Italy, though best known for the birth of the Renaissance, is also renowned for the precocious development of its public health policies in the 16th century. In this talk, Professor John Henderson argues that it is time to re-examine and reassess early modern Italian policies dealing with plague. Henderson’s approach is to examine the often moving and tragic stories of the individuals touched by plague from either side of the doctor-patient boundary. The way in which governments and individuals dealt with plague are as relevant today as they were 500 years ago.
Death in Florence: Plague, Prosecution, and the Poor in early Modern Florence
NYU Florence Acton Lecture
18th December 2017
Professor John Henderson, Professor of Italian Renaissance History, Birkbeck College, University of London
Watch Death in Florence: Plague, Prosecution, and the Poor in early Modern Florence

Plague remains a popular topic, as reflected in the continued popularity of the narrative accounts from Defoe to Manzoni to Camus which present vivid fictional recreations of what it was like to live through an epidemic. While it is the liveliness of this type of description which continues to fascinate, many histories of public health have traditionally tended to concentrate on chronicling government policies rather than the lived experience. The top-down approach also reflects the theme of contemporary political and medical rhetoric in surviving records, in which the lower levels of society were often blamed disproportionately as the spreaders and even cause of plague. In contrast, this lecture, which explores the last epidemic of plague to affect Florence in 1630-31, places less emphasis on official views.
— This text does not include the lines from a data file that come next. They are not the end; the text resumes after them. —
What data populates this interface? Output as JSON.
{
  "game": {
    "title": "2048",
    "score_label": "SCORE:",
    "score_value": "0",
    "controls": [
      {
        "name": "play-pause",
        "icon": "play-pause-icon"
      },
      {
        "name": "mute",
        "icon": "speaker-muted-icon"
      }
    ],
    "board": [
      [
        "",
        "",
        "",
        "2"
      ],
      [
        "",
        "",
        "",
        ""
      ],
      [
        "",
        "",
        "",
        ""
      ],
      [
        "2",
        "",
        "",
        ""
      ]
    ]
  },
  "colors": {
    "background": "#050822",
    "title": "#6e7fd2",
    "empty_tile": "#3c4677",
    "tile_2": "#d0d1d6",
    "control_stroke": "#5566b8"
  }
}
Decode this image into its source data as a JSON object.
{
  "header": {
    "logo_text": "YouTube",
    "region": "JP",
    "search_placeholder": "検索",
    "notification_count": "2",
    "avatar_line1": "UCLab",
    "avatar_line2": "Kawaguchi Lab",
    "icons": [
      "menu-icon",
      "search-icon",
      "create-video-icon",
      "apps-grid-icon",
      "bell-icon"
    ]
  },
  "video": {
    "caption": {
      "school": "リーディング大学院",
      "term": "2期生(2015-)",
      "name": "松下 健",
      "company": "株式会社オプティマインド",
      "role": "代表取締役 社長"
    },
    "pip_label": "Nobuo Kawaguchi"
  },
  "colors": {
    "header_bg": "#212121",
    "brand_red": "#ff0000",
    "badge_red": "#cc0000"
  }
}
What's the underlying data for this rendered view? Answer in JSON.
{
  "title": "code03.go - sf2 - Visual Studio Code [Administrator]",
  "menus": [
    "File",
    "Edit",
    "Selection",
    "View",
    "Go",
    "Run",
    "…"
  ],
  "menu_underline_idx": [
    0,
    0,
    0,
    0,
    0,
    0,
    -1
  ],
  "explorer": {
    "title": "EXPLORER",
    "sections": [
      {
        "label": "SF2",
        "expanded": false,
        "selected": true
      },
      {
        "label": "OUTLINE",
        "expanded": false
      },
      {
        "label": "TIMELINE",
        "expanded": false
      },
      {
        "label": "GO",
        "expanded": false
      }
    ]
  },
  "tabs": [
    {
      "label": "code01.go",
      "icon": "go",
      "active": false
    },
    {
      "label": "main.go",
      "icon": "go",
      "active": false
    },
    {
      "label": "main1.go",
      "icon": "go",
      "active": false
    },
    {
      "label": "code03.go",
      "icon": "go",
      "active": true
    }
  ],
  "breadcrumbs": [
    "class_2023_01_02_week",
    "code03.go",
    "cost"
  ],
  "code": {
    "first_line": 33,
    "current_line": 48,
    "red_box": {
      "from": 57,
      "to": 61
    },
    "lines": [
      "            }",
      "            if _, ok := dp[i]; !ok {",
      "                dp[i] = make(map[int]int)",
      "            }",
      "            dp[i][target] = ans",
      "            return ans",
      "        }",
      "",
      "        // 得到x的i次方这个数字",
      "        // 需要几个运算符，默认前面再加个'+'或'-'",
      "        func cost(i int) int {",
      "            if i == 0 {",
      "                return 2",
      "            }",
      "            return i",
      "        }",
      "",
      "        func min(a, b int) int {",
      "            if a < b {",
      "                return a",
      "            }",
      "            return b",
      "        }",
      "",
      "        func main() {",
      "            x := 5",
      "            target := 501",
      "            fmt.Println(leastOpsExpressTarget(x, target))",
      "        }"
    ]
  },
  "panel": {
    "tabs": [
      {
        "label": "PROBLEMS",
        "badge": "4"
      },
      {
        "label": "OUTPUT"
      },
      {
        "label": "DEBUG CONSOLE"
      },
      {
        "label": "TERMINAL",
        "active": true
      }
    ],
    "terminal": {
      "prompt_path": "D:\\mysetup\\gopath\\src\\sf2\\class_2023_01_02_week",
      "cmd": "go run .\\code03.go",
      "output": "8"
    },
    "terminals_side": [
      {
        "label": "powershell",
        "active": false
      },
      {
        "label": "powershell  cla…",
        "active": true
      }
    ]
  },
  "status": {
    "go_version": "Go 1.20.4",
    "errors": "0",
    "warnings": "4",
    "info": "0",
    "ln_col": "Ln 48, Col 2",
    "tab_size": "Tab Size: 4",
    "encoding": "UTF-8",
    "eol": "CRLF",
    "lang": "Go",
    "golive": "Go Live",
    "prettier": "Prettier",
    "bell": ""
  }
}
Instead it will seek to recreate the variety of experience and lively voices of the inhabitants in the city’s streets and neighbourhoods, as reflected in the wide range of trials against those who broke sanitary legislation. While analysing the extraordinary variety of ‘crimes’, from simply adopting survive strategies to robbing empty plague house, we shall also ask whether the draconian punishments prescribed in law were enforced as rigorously as in other Italian cities at the time.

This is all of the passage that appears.